All I can say is ‘why?’
Part of it is that I don’t get high-end collectibles at all, but even if I did, sneakers seem like an unusual item to be auctioned off like fine art.
But as the numbers above show, there is a market for such items.
There is even a stock-market-like exchange for sneakers, known as StockX.
And if that weren’t enough, there is a a sneaker museum named Shoezeum that focuses on used sneakers. That’s right, it sells sneakers previously worn by star athletes. Jordan Geller, the founder of Shoezeum, says, “It’s just so cool to have in your hands,” he said of one pair. “Like, wow, Charles Barkley laced this shoe up and put it on his feet and went to battle wearing this in 1993.” The Jordan shoes which sold for $560,000 were part of Geller’s collection.
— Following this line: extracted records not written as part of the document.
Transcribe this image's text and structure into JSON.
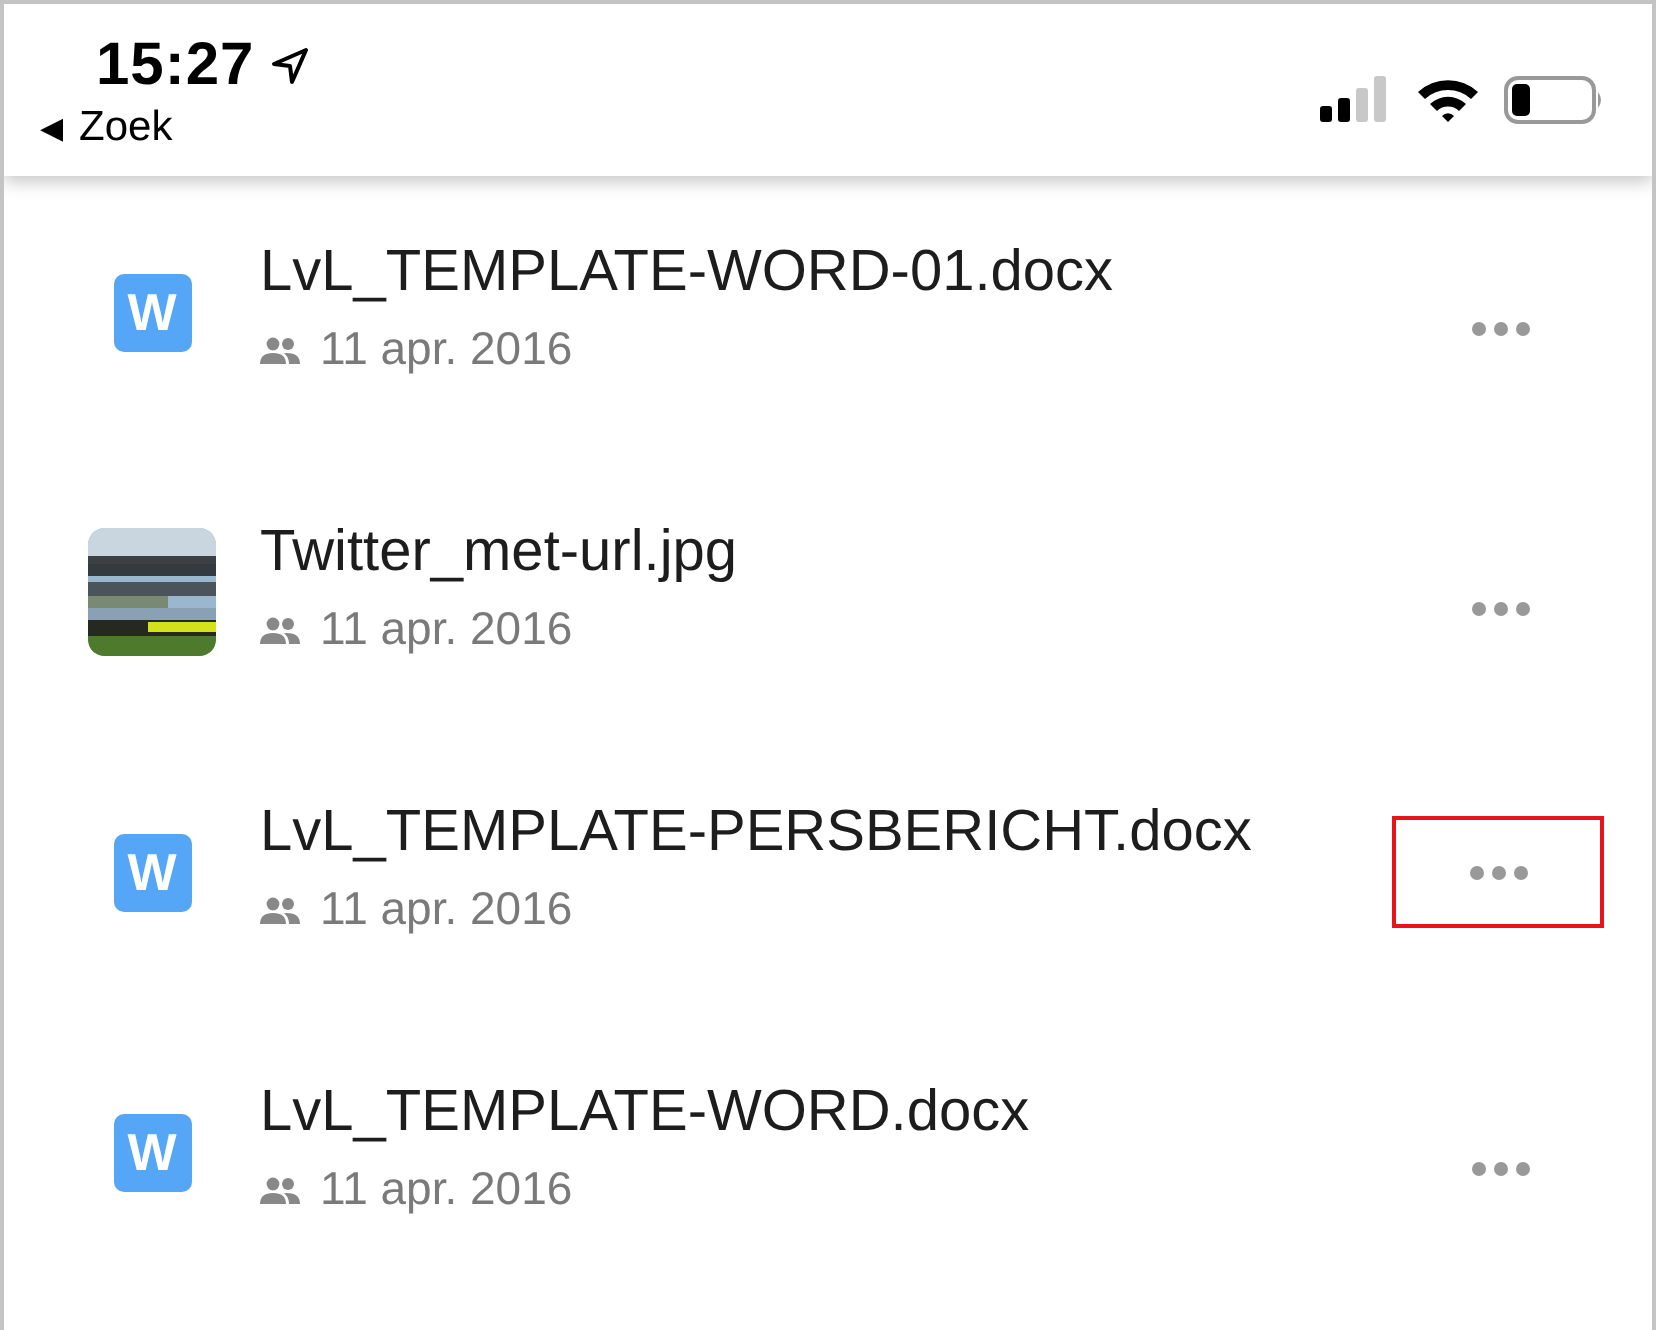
{
  "status_bar": {
    "time": "15:27",
    "back_label": "Zoek",
    "location_on": true,
    "back_arrow": "◀"
  },
  "files": [
    {
      "kind": "word",
      "icon_letter": "W",
      "name": "LvL_TEMPLATE-WORD-01.docx",
      "date": "11 apr. 2016",
      "shared": true,
      "highlighted": false
    },
    {
      "kind": "picture",
      "name": "Twitter_met-url.jpg",
      "date": "11 apr. 2016",
      "shared": true,
      "highlighted": false
    },
    {
      "kind": "word",
      "icon_letter": "W",
      "name": "LvL_TEMPLATE-PERSBERICHT.docx",
      "date": "11 apr. 2016",
      "shared": true,
      "highlighted": true
    },
    {
      "kind": "word",
      "icon_letter": "W",
      "name": "LvL_TEMPLATE-WORD.docx",
      "date": "11 apr. 2016",
      "shared": true,
      "highlighted": false
    }
  ]
}
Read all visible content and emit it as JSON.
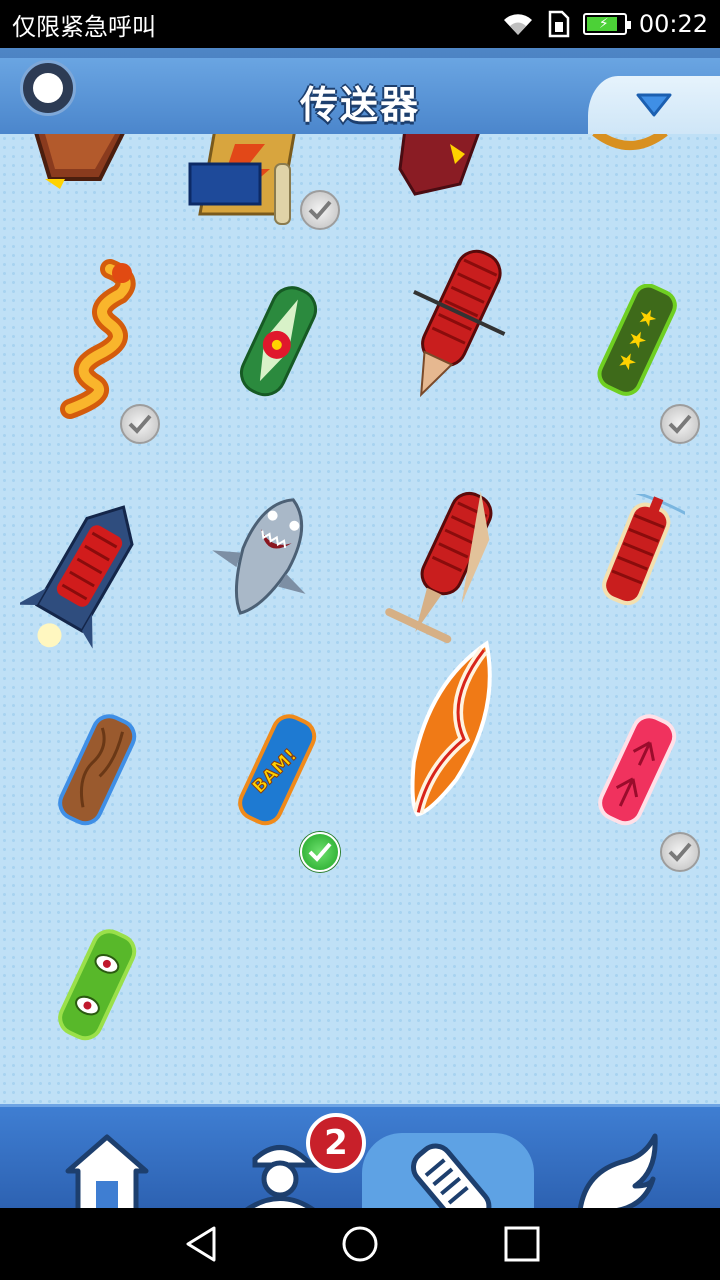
{
  "status_bar": {
    "carrier_text": "仅限紧急呼叫",
    "time": "00:22",
    "battery_percent": 75,
    "icons": [
      "wifi-icon",
      "sim-icon",
      "battery-charging-icon"
    ]
  },
  "header": {
    "title": "传送器",
    "menu_icon": "circle-icon",
    "filter_icon": "chevron-down-icon"
  },
  "grid": {
    "columns": 4,
    "items": [
      {
        "name": "boat-board",
        "state": "partial",
        "owned": false,
        "selected": false
      },
      {
        "name": "scroll-board",
        "state": "partial",
        "owned": true,
        "selected": false
      },
      {
        "name": "magic-carpet-board",
        "state": "partial",
        "owned": false,
        "selected": false
      },
      {
        "name": "pretzel-board",
        "state": "partial",
        "owned": false,
        "selected": false
      },
      {
        "name": "dragon-board",
        "owned": true,
        "selected": false
      },
      {
        "name": "hibiscus-board",
        "owned": false,
        "selected": false
      },
      {
        "name": "red-jetboard",
        "owned": false,
        "selected": false
      },
      {
        "name": "star-board",
        "owned": true,
        "selected": false
      },
      {
        "name": "rocket-board",
        "owned": false,
        "selected": false
      },
      {
        "name": "shark-board",
        "owned": false,
        "selected": false
      },
      {
        "name": "airplane-board",
        "owned": false,
        "selected": false
      },
      {
        "name": "propeller-board",
        "owned": false,
        "selected": false
      },
      {
        "name": "wood-board",
        "owned": false,
        "selected": false
      },
      {
        "name": "bam-board",
        "owned": true,
        "selected": true
      },
      {
        "name": "surf-board",
        "owned": false,
        "selected": false
      },
      {
        "name": "palm-board",
        "owned": true,
        "selected": false
      },
      {
        "name": "monster-eye-board",
        "owned": false,
        "selected": false
      }
    ]
  },
  "bottom_nav": {
    "items": [
      {
        "icon": "home-icon",
        "active": false
      },
      {
        "icon": "character-icon",
        "active": false
      },
      {
        "icon": "hoverboard-icon",
        "active": true
      },
      {
        "icon": "wing-icon",
        "active": false
      }
    ],
    "badge_count": "2"
  },
  "system_nav": {
    "icons": [
      "back-icon",
      "home-circle-icon",
      "recents-icon"
    ]
  },
  "colors": {
    "background": "#bfe0f6",
    "header": "#4b86cc",
    "nav": "#3f7ed2",
    "badge": "#c8202a",
    "check_selected": "#1fa526"
  }
}
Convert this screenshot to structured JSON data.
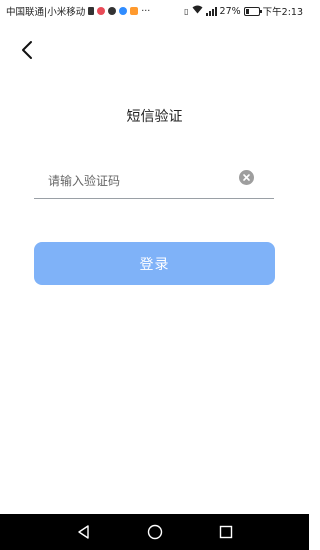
{
  "status_bar": {
    "carrier": "中国联通|小米移动",
    "battery": "27%",
    "time": "下午2:13"
  },
  "page": {
    "title": "短信验证"
  },
  "code_input": {
    "value": "",
    "placeholder": "请输入验证码"
  },
  "login_button": {
    "label": "登录"
  },
  "colors": {
    "primary_button": "#7fb2f8",
    "nav_bar": "#000000"
  }
}
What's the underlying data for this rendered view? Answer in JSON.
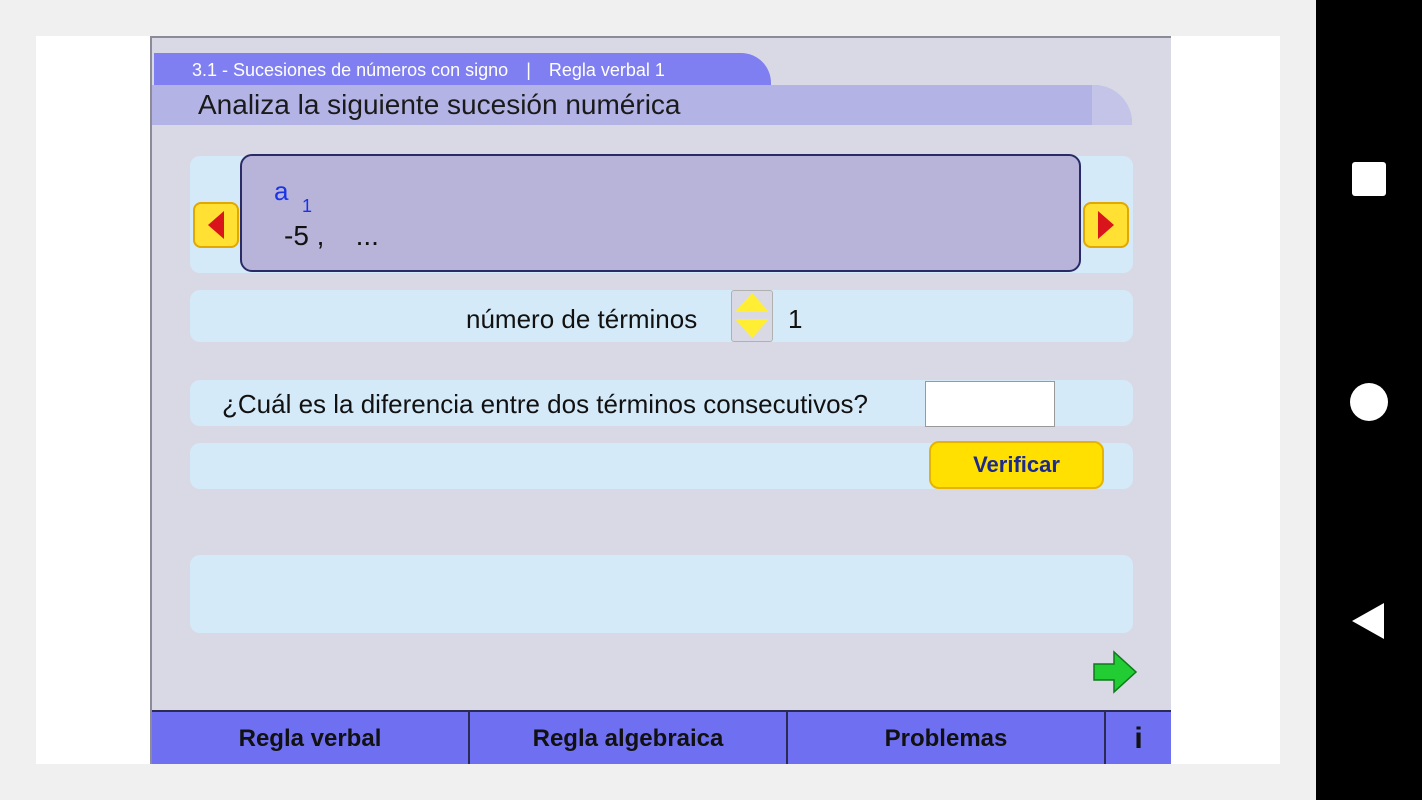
{
  "header": {
    "section": "3.1  -  Sucesiones de números con signo",
    "separator": "|",
    "subsection": "Regla verbal 1",
    "title": "Analiza la siguiente sucesión numérica"
  },
  "sequence": {
    "term_label": "a",
    "term_index": "1",
    "values_text": "-5 ,    ..."
  },
  "terms": {
    "label": "número de términos",
    "count": "1"
  },
  "question": {
    "text": "¿Cuál es la diferencia entre dos términos consecutivos?",
    "answer_value": ""
  },
  "actions": {
    "verify_label": "Verificar"
  },
  "tabs": [
    {
      "label": "Regla verbal"
    },
    {
      "label": "Regla algebraica"
    },
    {
      "label": "Problemas"
    },
    {
      "label": "i"
    }
  ],
  "colors": {
    "accent": "#7f7ff2",
    "button_yellow": "#ffe000",
    "arrow_red": "#d9141a",
    "next_green": "#22cc33"
  },
  "icons": {
    "prev": "triangle-left-icon",
    "next": "triangle-right-icon",
    "step_up": "triangle-up-icon",
    "step_down": "triangle-down-icon",
    "forward": "green-arrow-right-icon",
    "info": "info-icon"
  }
}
I can’t imagine buying a pair of sneakers and viewing it as an investment that I could hopefully sell at a higher price at some future date. To me, sneakers have one purpose, to be worn on your feet.
But if anyone is interested I’ve got a pair of 2019 Brooks running shoes that I wore all over Singapore, Bangkok, and Malaysia.
I paid about $120 for them. You can have them for $5,000.